1a) define a new network called 'br0-net':
<network> <name>test-bridge</name> <forward mode='bridge'/> <bridge name='br0' /> </network>
1b) modify the <domain> configuration to reference this network:
<domain> ... <interface type='network'> <source network='test-bridge'/> ... </interface> ...
1c) net-start test-bridge, then stop and re-start the guest domain, and verify that it still has connectivity
---
2) Start with an existing <domain> configuration that connects to the network directly via a physical interface (i.e. "macvtap" mode):
<domain> ... <interface type='direct'> <source dev='eth0' mode='private'/> ... </interface> ...
2a) define a new network called 'eth0-net':
<network> <name>test-direct</name> <forward mode='private'> <interface dev='eth0'/> </forward> ... </network>
2b) modify the <domain> configuration to reference this network:
<domain> ... <interface type='network'> <network name='test-direct'/> ... </interface> ...

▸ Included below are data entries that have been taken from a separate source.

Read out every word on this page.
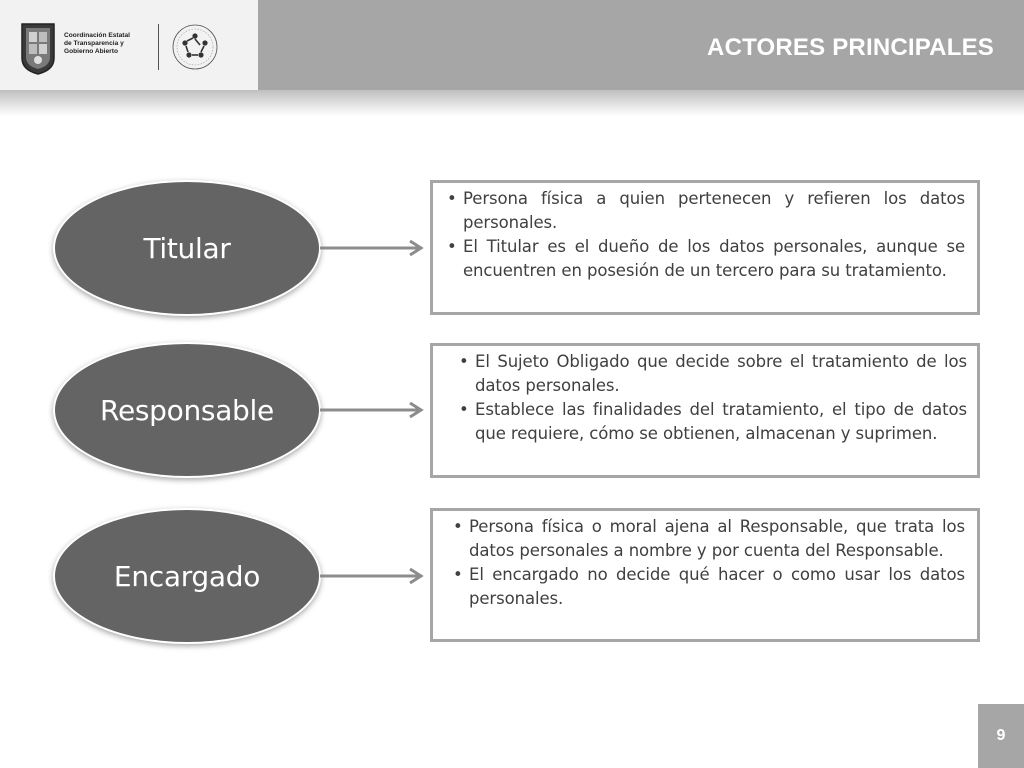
Coordinación Estatal
de Transparencia y
Gobierno Abierto	ACTORES PRINCIPALES
Titular
• Persona física a quien pertenecen y refieren los datos personales.
• El Titular es el dueño de los datos personales, aunque se encuentren en posesión de un tercero para su tratamiento.
Responsable
• El Sujeto Obligado que decide sobre el tratamiento de los datos personales.
• Establece las finalidades del tratamiento, el tipo de datos que requiere, cómo se obtienen, almacenan y suprimen.
Encargado
• Persona física o moral ajena al Responsable, que trata los datos personales a nombre y por cuenta del Responsable.
• El encargado no decide qué hacer o como usar los datos personales.
9
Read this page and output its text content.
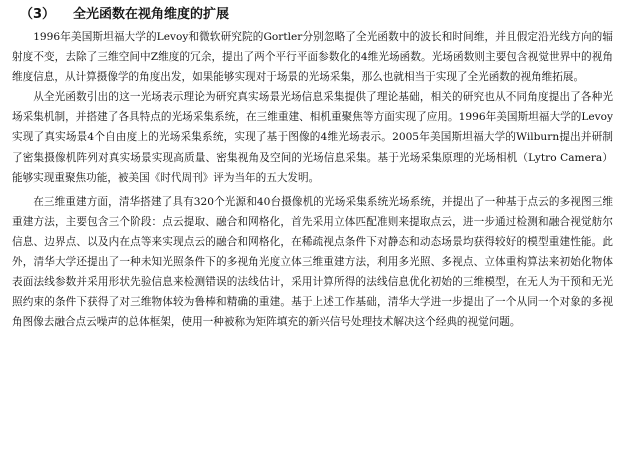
（3） 全光函数在视角维度的扩展

1996年美国斯坦福大学的Levoy和微软研究院的Gortler分别忽略了全光函数中的波长和时间维，并且假定沿光线方向的辐射度不变，去除了三维空间中Z维度的冗余，提出了两个平行平面参数化的4维光场函数。光场函数则主要包含视觉世界中的视角维度信息，从计算摄像学的角度出发，如果能够实现对于场景的光场采集，那么也就相当于实现了全光函数的视角维拓展。

从全光函数引出的这一光场表示理论为研究真实场景光场信息采集提供了理论基础，相关的研究也从不同角度提出了各种光场采集机制，并搭建了各具特点的光场采集系统，在三维重建、相机重聚焦等方面实现了应用。1996年美国斯坦福大学的Levoy实现了真实场景4个自由度上的光场采集系统，实现了基于图像的4维光场表示。2005年美国斯坦福大学的Wilburn提出并研制了密集摄像机阵列对真实场景实现高质量、密集视角及空间的光场信息采集。基于光场采集原理的光场相机（Lytro Camera）能够实现重聚焦功能，被美国《时代周刊》评为当年的五大发明。

在三维重建方面，清华搭建了具有320个光源和40台摄像机的光场采集系统光场系统，并提出了一种基于点云的多视图三维重建方法，主要包含三个阶段：点云提取、融合和网格化，首先采用立体匹配准则来提取点云，进一步通过检测和融合视觉舫尔信息、边界点、以及内在点等来实现点云的融合和网格化，在稀疏视点条件下对静态和动态场景均获得较好的模型重建性能。此外，清华大学还提出了一种未知光照条件下的多视角光度立体三维重建方法，利用多光照、多视点、立体重构算法来初始化物体表面法线参数并采用形状先验信息来检测错误的法线估计，采用计算所得的法线信息优化初始的三维模型，在无人为干预和无光照约束的条件下获得了对三维物体较为鲁棒和精确的重建。基于上述工作基础，清华大学进一步提出了一个从同一个对象的多视角图像去融合点云噪声的总体框架，使用一种被称为矩阵填充的新兴信号处理技术解决这个经典的视觉问题。
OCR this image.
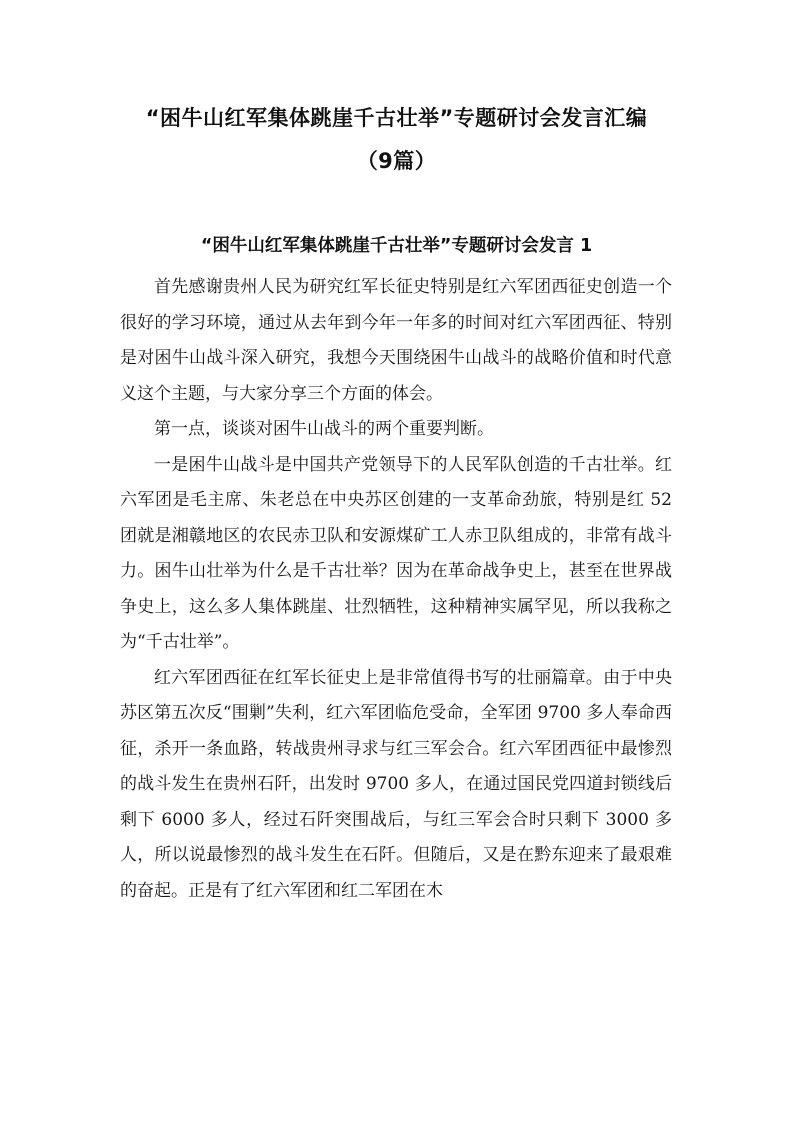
“困牛山红军集体跳崖千古壮举”专题研讨会发言汇编
（9篇）
“困牛山红军集体跳崖千古壮举”专题研讨会发言 1

首先感谢贵州人民为研究红军长征史特别是红六军团西征史创造一个很好的学习环境，通过从去年到今年一年多的时间对红六军团西征、特别是对困牛山战斗深入研究，我想今天围绕困牛山战斗的战略价值和时代意义这个主题，与大家分享三个方面的体会。

第一点，谈谈对困牛山战斗的两个重要判断。

一是困牛山战斗是中国共产党领导下的人民军队创造的千古壮举。红六军团是毛主席、朱老总在中央苏区创建的一支革命劲旅，特别是红 52 团就是湘赣地区的农民赤卫队和安源煤矿工人赤卫队组成的，非常有战斗力。困牛山壮举为什么是千古壮举？因为在革命战争史上，甚至在世界战争史上，这么多人集体跳崖、壮烈牺牲，这种精神实属罕见，所以我称之为“千古壮举”。

红六军团西征在红军长征史上是非常值得书写的壮丽篇章。由于中央苏区第五次反“围剿”失利，红六军团临危受命，全军团 9700 多人奉命西征，杀开一条血路，转战贵州寻求与红三军会合。红六军团西征中最惨烈的战斗发生在贵州石阡，出发时 9700 多人，在通过国民党四道封锁线后剩下 6000 多人，经过石阡突围战后，与红三军会合时只剩下 3000 多人，所以说最惨烈的战斗发生在石阡。但随后，又是在黔东迎来了最艰难的奋起。正是有了红六军团和红二军团在木
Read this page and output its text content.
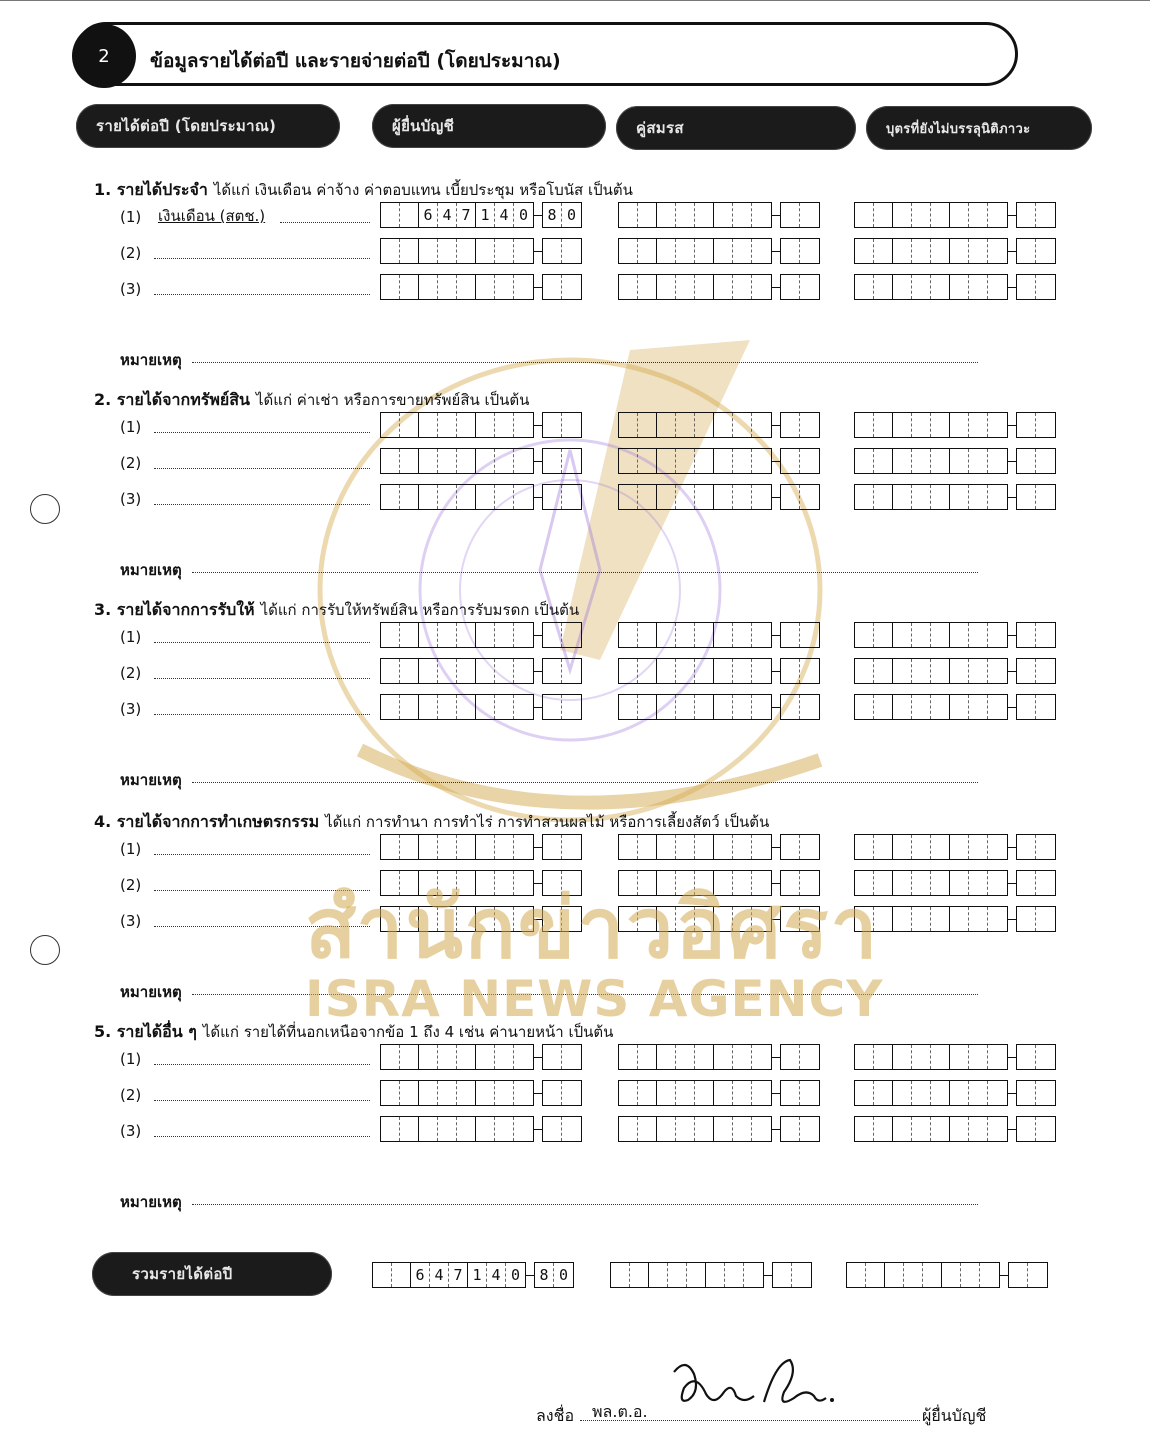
2 ข้อมูลรายได้ต่อปี และรายจ่ายต่อปี (โดยประมาณ)
รายได้ต่อปี (โดยประมาณ)	ผู้ยื่นบัญชี	คู่สมรส	บุตรที่ยังไม่บรรลุนิติภาวะ
1. รายได้ประจำ ได้แก่ เงินเดือน ค่าจ้าง ค่าตอบแทน เบี้ยประชุม หรือโบนัส เป็นต้น
(1) เงินเดือน (สตช.)	6 4 7 1 4 0	8 0
(2)
(3)
หมายเหตุ
2. รายได้จากทรัพย์สิน ได้แก่ ค่าเช่า หรือการขายทรัพย์สิน เป็นต้น
(1)
(2)
(3)
หมายเหตุ
3. รายได้จากการรับให้ ได้แก่ การรับให้ทรัพย์สิน หรือการรับมรดก เป็นต้น
(1)
(2)
(3)
หมายเหตุ
4. รายได้จากการทำเกษตรกรรม ได้แก่ การทำนา การทำไร่ การทำสวนผลไม้ หรือการเลี้ยงสัตว์ เป็นต้น
(1)
(2)
(3)
หมายเหตุ
5. รายได้อื่น ๆ ได้แก่ รายได้ที่นอกเหนือจากข้อ 1 ถึง 4 เช่น ค่านายหน้า เป็นต้น
(1)
(2)
(3)
หมายเหตุ
สำนักข่าวอิศรา
ISRA NEWS AGENCY
รวมรายได้ต่อปี	6 4 7 1 4 0	8 0
ลงชื่อ พล.ต.อ.	ผู้ยื่นบัญชี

2c) net-start test-direct, then stop and re-start the guest domain, and verify that it still has connectivity
2. Transactional Host Network Configuration Changes
1. # virsh iface-begin 2. (remove an interface with virsh iface-undefine, modify one with iface-edit, add a new one with iface-define) 3. # virsh iface-rollback (or reboot the machine) 4. (verify that the original interface configuration is restored).
---
Perform another test similar to the previous, except make changes that won't result in a non-working machine, then run "virsh iface-commit" and verify that the new interface config remains in effect, even after a system reboot of the host.
User Experience
See the previous section.
Dependencies
None, outside of the implementation efforts detailed above (i.e. libvirt and netcf).
Contingency Plan
Administrators can continue configuring their host and guest networking as they did in the past.
Documentation
Logical Network Abstraction:
Transactional Interface Configuration Change:
- patch and description of netcf initscript
- patch and description of netcf API
- libvirt patch series
- Upstream Bugzilla record
Release Notes
This version of libvirt adds the ability to remove details of virt host physical hardware from guest configuration, making it simpler to migrate hosts from one guest to another, or to operate in a large scale environment where there are a large number of physical interfaces (or SRIOV virtual functions).
Part 2. of the functionality allows safely changing virt host interface configuration without fear of making an incorrect change that will leave the host unusable.